Toda ella, la infancia-adolescencia de Bernhard, está marcada por múltiples aversiones: la ciudad de Salzburgo, los ciudadanos de Salzburgo, la educación de Salzburgo, el nacionalsocialismo, especialmente en su versión salzburguesa, y por el catolicismo post-nacionalsocialista. Es curioso y determinante que divida el texto en dos partes que a la postre para él significan el mismo estancamiento, la misma mendacidad: Grünkranz, por un lado, El tío Franz, por otra. Él primero es el nombre del director del internado en el que vivía, un hombre que encarnaba las miserias y rectitud irreflexiva del espíritu hitleriano: el ejemplo de lo antinatural, del pensamiento y la moral que ahogaba y mataba lo auténtico de cada ser. Durante la guerra, en este periodo, alternaría las horas entre los refugios antiaéreos, sus clases de violín en una habitación llena de zapatos y su ansiedad por quitarse de en medio, a través del suicidio.

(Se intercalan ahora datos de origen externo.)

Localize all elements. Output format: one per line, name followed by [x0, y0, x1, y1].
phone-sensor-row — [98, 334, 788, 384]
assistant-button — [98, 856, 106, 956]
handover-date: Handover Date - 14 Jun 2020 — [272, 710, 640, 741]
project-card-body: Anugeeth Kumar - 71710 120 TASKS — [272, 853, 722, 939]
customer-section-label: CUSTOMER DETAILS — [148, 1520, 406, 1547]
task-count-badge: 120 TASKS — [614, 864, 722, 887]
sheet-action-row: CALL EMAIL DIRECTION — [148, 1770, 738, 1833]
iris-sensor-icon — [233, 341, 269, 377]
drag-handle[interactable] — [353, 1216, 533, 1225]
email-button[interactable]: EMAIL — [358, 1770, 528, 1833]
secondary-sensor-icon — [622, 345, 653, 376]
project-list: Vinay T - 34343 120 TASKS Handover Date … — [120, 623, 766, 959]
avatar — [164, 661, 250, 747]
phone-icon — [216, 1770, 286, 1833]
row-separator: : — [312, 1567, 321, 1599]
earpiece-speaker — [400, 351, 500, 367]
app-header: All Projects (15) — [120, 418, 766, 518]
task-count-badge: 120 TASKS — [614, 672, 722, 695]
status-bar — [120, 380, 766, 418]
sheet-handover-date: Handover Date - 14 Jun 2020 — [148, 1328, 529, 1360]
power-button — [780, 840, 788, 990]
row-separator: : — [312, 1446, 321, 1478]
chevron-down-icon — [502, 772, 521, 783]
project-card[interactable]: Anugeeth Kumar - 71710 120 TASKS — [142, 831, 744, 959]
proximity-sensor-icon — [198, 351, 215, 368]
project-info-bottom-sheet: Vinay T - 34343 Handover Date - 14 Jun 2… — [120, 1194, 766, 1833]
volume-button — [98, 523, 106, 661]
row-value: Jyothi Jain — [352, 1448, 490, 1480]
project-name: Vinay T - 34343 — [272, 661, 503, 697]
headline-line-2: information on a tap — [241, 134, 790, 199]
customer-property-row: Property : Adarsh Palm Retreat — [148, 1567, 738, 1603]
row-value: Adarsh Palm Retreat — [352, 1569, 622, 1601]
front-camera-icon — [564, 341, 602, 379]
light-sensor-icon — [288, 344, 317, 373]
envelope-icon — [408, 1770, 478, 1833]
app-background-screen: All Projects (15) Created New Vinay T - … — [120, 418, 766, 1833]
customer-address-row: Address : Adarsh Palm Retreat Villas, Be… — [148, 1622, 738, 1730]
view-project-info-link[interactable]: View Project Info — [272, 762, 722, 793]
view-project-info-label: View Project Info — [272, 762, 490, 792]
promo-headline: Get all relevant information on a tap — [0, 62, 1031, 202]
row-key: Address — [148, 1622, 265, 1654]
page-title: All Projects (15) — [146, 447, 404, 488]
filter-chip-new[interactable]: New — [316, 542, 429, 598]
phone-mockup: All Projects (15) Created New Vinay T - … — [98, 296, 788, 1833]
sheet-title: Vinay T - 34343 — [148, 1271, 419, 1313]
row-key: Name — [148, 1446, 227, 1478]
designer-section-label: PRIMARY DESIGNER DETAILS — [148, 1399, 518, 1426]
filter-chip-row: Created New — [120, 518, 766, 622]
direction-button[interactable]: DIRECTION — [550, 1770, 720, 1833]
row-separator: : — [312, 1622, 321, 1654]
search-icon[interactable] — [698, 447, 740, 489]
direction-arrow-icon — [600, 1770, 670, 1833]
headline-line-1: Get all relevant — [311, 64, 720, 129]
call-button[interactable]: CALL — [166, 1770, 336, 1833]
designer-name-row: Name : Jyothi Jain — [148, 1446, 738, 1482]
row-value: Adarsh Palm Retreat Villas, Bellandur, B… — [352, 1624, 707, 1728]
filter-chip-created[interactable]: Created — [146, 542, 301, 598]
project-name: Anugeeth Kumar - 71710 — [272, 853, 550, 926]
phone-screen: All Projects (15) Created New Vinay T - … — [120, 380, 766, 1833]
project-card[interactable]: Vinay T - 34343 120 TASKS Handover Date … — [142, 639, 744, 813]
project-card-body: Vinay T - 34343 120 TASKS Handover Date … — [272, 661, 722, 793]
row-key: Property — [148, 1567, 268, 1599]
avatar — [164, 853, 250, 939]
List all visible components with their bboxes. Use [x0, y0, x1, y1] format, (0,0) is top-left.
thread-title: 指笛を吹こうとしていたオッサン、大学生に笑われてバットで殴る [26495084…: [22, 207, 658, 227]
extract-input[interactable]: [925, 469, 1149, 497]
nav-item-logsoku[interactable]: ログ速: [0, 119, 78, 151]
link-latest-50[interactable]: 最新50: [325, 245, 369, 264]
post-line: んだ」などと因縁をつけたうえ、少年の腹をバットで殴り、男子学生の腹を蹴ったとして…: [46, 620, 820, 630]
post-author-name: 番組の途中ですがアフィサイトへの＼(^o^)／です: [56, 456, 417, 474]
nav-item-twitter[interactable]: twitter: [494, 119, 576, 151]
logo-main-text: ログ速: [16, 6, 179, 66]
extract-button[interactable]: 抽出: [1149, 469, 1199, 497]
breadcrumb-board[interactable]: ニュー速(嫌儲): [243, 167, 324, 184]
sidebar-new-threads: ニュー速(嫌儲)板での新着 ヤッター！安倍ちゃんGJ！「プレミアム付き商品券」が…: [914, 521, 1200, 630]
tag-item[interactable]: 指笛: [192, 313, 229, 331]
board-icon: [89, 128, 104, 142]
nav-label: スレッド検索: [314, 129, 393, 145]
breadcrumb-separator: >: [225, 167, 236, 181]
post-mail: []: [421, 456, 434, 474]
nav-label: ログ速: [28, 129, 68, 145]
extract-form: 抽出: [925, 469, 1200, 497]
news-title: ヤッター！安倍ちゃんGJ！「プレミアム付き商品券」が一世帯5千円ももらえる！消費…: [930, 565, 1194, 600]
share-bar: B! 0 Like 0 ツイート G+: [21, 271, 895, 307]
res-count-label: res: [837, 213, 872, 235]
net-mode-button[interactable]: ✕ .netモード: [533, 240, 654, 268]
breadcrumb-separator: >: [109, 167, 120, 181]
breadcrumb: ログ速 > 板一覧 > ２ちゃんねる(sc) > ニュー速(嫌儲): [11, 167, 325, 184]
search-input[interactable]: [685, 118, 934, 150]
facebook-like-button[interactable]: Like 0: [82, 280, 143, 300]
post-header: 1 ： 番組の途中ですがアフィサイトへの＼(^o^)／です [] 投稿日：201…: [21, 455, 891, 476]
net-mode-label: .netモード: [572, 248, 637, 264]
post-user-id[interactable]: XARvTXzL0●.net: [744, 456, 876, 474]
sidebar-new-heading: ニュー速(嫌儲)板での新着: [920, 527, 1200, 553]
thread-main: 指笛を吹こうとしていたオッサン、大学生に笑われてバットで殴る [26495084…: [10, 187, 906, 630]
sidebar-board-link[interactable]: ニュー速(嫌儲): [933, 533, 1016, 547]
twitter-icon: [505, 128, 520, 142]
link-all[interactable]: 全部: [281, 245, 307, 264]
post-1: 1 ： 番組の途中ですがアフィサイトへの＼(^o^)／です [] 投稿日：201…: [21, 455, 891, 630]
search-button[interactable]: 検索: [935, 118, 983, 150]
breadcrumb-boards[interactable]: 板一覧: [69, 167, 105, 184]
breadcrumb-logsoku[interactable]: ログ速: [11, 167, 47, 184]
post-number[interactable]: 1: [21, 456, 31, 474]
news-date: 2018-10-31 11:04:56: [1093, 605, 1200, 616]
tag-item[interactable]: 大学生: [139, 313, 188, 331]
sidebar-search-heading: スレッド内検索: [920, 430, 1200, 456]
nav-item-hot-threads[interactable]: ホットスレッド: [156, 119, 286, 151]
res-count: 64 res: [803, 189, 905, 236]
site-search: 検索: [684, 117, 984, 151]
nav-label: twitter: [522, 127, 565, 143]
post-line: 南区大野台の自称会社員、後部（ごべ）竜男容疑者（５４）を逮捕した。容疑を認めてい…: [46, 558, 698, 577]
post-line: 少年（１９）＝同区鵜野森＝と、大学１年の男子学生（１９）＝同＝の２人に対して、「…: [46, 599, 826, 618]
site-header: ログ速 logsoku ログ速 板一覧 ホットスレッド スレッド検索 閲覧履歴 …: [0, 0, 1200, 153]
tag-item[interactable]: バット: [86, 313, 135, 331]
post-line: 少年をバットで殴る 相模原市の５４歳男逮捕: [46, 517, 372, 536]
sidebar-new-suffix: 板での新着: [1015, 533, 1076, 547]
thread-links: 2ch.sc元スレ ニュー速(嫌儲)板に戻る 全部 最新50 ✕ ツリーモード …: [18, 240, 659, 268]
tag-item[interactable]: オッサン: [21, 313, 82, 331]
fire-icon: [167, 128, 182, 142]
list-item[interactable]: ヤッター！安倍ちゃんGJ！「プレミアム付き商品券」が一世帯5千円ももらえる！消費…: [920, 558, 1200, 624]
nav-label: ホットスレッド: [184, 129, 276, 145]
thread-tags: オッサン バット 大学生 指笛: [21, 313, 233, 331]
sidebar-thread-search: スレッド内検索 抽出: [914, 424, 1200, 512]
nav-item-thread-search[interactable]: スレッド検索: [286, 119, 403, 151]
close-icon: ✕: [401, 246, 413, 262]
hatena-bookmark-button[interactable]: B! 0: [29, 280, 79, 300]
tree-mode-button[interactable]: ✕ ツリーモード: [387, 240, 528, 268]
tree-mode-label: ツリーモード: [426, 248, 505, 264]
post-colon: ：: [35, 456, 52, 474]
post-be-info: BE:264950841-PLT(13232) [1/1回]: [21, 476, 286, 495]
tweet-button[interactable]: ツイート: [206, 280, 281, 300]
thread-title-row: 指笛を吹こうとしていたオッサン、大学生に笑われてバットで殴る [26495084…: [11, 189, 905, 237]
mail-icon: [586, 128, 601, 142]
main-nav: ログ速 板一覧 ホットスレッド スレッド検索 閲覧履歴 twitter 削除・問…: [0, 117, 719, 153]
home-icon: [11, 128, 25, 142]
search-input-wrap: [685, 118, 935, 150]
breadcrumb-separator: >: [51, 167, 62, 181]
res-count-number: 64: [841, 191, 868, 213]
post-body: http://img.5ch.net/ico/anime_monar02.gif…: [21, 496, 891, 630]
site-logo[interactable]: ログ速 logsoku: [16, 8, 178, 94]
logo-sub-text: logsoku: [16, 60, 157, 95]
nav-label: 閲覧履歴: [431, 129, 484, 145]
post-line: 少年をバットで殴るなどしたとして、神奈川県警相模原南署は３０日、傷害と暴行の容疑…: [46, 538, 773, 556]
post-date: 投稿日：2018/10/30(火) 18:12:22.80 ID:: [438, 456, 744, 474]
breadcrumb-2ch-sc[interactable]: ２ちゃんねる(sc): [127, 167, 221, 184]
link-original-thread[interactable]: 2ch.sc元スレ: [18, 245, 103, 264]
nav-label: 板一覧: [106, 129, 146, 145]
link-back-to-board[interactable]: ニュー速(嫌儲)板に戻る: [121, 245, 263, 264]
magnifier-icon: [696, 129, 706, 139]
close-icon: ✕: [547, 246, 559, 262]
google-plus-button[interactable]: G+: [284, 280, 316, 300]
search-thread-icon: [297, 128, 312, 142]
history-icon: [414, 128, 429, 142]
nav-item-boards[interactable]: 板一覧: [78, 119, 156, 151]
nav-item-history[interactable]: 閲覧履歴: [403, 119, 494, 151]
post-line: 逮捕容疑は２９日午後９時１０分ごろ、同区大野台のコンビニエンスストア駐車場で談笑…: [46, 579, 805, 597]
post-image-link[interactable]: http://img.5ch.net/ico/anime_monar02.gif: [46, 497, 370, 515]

»La época de aprender y de estudiar es, principalmente, una época de pensar en el suicidio, y quien lo niega, lo ha olvidado todo»

El tío Franz representa la misma corrupción del alma pero desde la esfera de la religión: Bernhard describe lo poco que varió su vida de una disciplina a otra por aquel entonces, en la que la imagen de Hitler se cambiaba por una cruz y los himnos nazis se suprimían por oraciones y cantos piadosos. Aquí, en el instituto ya, sufre lo mismo que antes pero de una forma menos agónica, aunque siempre abundando en lo humillado y ofendido que se sentía en el día a día. Analiza con severidad a los profesores, a los alumnos y a la sociedad, pues encuentra en el microcosmos del sistema educativo un símil a menor escala de ésta, en el que hay que buscar víctimas y denigrarlas: Bernhard recuerda a un niño tullido, hijo de un arquitecto, y a un feo y ridículo profesor de geografía como los blancos paradigmáticos del escarnio público. Tal es la forma en la que la sociedad funciona también. Toda una exhibición pesimismo y concienciación.

Por tanto, cualquier persona que esté sumida en el hartazgo de nuestro mundo, de sus corrupciones e ideales falsos, va a encontrar en Bernhard un impulso para seguir desanimado, pero eso sí, de una forma más sutil, quizá acerada y sincera también. Hay que leer a Bernhard.